Ein Aufstieg des "Bündnis Sahra Wagenknecht" (BSW) hätte große Auswirkungen auf die Sitzverteilung und auch auf die möglichen Koalitionsoptionen. In einem Bundestag mit sechs Fraktionen dürfte es für ein Zweierbündnis aus Union und SPD knapp werden.

Sollten neben Linken auch Abgeordnete des BSW vertreten sein, wäre eine eigenständige Mehrheit ohne dritten Koalitionspartner für Schwarz-Rot voraussichtlich nicht möglich. Die Union müsste dann wohl auch mit den Grünen sprechen. Gespräche mit der AfD hat Merz mehrfach ausdrücklich ausgeschlossen.

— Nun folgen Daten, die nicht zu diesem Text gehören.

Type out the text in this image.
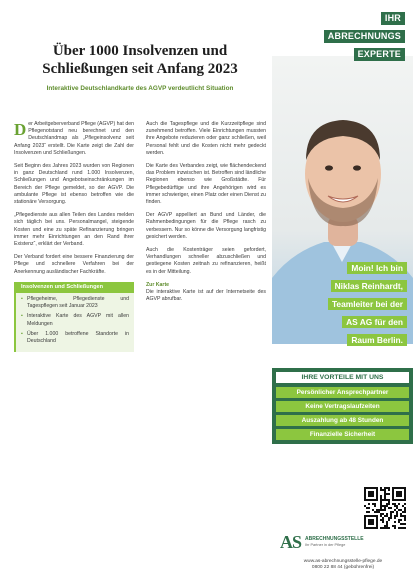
Über 1000 Insolvenzen und
Schließungen seit Anfang 2023
Interaktive Deutschlandkarte des AGVP verdeutlicht Situation

Der Arbeitgeberverband Pflege (AGVP) hat den Pflegenotstand neu berechnet und den Deutschlandmap als „Pflegeinsolvenz seit Anfang 2023“ erstellt. Die Karte zeigt die Zahl der Insolvenzen und Schließungen.

Seit Beginn des Jahres 2023 wurden von Regionen in ganz Deutschland rund 1.000 Insolvenzen, Schließungen und Angebotseinschränkungen im Bereich der Pflege gemeldet, so der AGVP. Die ambulante Pflege ist ebenso betroffen wie die stationäre Versorgung.

„Pflegedienste aus allen Teilen des Landes melden sich täglich bei uns. Personalmangel, steigende Kosten und eine zu späte Refinanzierung bringen immer mehr Einrichtungen an den Rand ihrer Existenz“, erklärt der Verband.

Der Verband fordert eine bessere Finanzierung der Pflege und schnellere Verfahren bei der Anerkennung ausländischer Fachkräfte.

Insolvenzen und Schließungen
▪ Pflegeheime, Pflegedienste und Tagespflegen seit Januar 2023
▪ Interaktive Karte des AGVP mit allen Meldungen
▪ Über 1.000 betroffene Standorte in Deutschland

Auch die Tagespflege und die Kurzzeitpflege sind zunehmend betroffen. Viele Einrichtungen mussten ihre Angebote reduzieren oder ganz schließen, weil Personal fehlt und die Kosten nicht mehr gedeckt werden.

Die Karte des Verbandes zeigt, wie flächendeckend das Problem inzwischen ist. Betroffen sind ländliche Regionen ebenso wie Großstädte. Für Pflegebedürftige und ihre Angehörigen wird es immer schwieriger, einen Platz oder einen Dienst zu finden.

Der AGVP appelliert an Bund und Länder, die Rahmenbedingungen für die Pflege rasch zu verbessern. Nur so könne die Versorgung langfristig gesichert werden.

Auch die Kostenträger seien gefordert, Verhandlungen schneller abzuschließen und gestiegene Kosten zeitnah zu refinanzieren, heißt es in der Mitteilung.

Zur Karte

Die interaktive Karte ist auf der Internetseite des AGVP abrufbar.

IHR
ABRECHNUNGS
EXPERTE
Moin! Ich bin
Niklas Reinhardt,
Teamleiter bei der
AS AG für den
Raum Berlin.
IHRE VORTEILE MIT UNS
Persönlicher Ansprechpartner
Keine Vertragslaufzeiten
Auszahlung ab 48 Stunden
Finanzielle Sicherheit
AS ABRECHNUNGSSTELLE
Ihr Partner in der Pflege
www.as-abrechnungsstelle-pflege.de
0800 22 88 44 (gebührenfrei)
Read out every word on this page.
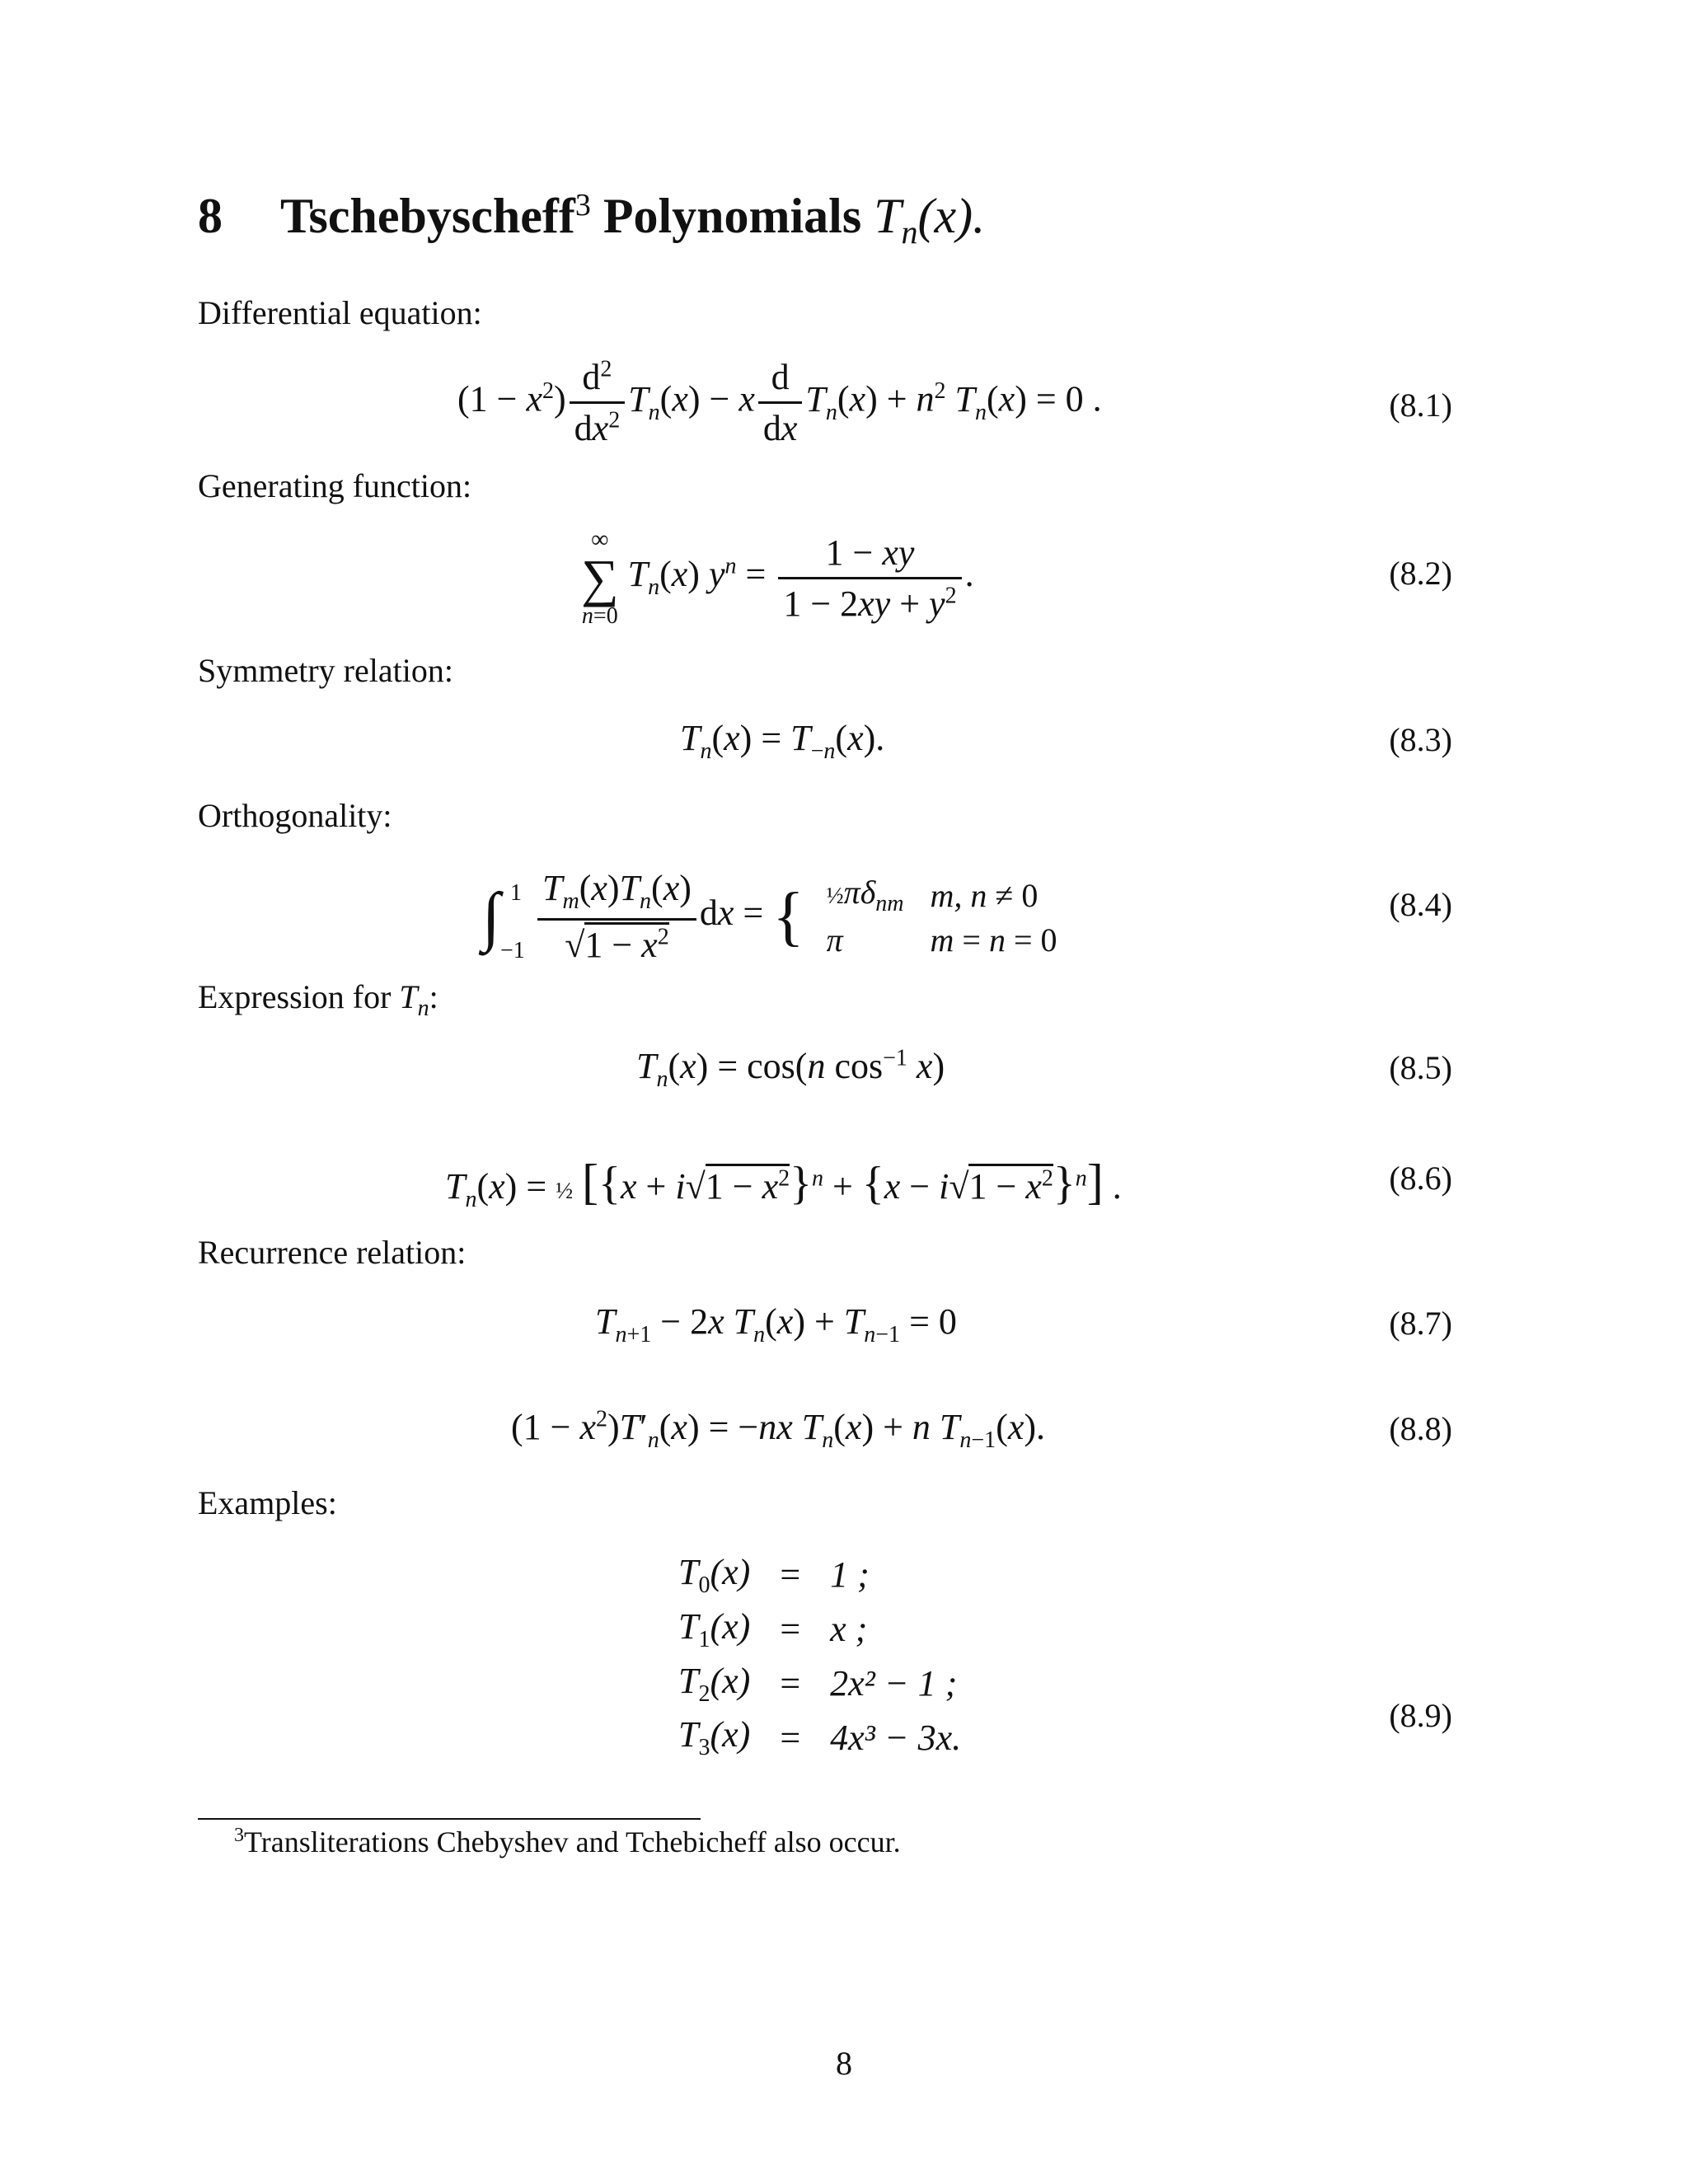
8 Tschebyscheff$^3$ Polynomials $T_n(x)$.
Differential equation:
$(1 - x^2) \frac{d^2}{dx^2} T_n(x) - x \frac{d}{dx} T_n(x) + n^2$ $T_n(x) = 0$ .	(8.1)
Generating function:
∞
∑
n=0
$T_n(x) y^n = \frac{1 - xy}{1 - 2xy + y^2}$ .	(8.2)
Symmetry relation:
$T_n(x) = T_{-n}(x)$.	(8.3)
Orthogonality:
∫ 1
−1
$\frac{T_m(x)T_n(x)}{√1 - x^2}$ dx = { $\frac{1}{2}\pi\delta_{nm}$	m, n ≠ 0
π	m = n = 0
(8.4)
Expression for $T_n$:
$T_n(x) = \cos(n$ $\cos^{-1} x$)	(8.5)
$T_n(x)$ = ½ $[\{x + i√1 - x^2\}^n + \{x - i√1 - x^2\}^n]$ .	(8.6)
Recurrence relation:
$T_{n+1} - 2x$ $T_n(x) + T_{n-1} = 0$	(8.7)
$(1 - x^2)T'_n(x) = -nx$ $T_n(x) + n$ $T_{n-1}(x)$.	(8.8)
Examples:
$T_0(x)$	=	1 ;
$T_1(x)$	=	x ;
$T_2(x)$	=	2x² − 1 ;
$T_3(x)$	=	4x³ − 3x.
(8.9)
$^3$Transliterations Chebyshev and Tchebicheff also occur.
8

Neues Wahlrecht, fixe Zahl an Sitzen

Das neue, von der Ampel-Koalition beschlossene Wahlrecht deckelt die Gesamtzahl der zu vergebenden Sitze zudem auf 630. Die entscheidende Schwelle zur Kanzlermehrheit liegt damit fest bei 316 Sitzen. Bei der zurückliegenden Bundestagswahl 2021 waren noch 736 Abgeordnete in den Bundestag eingezogen.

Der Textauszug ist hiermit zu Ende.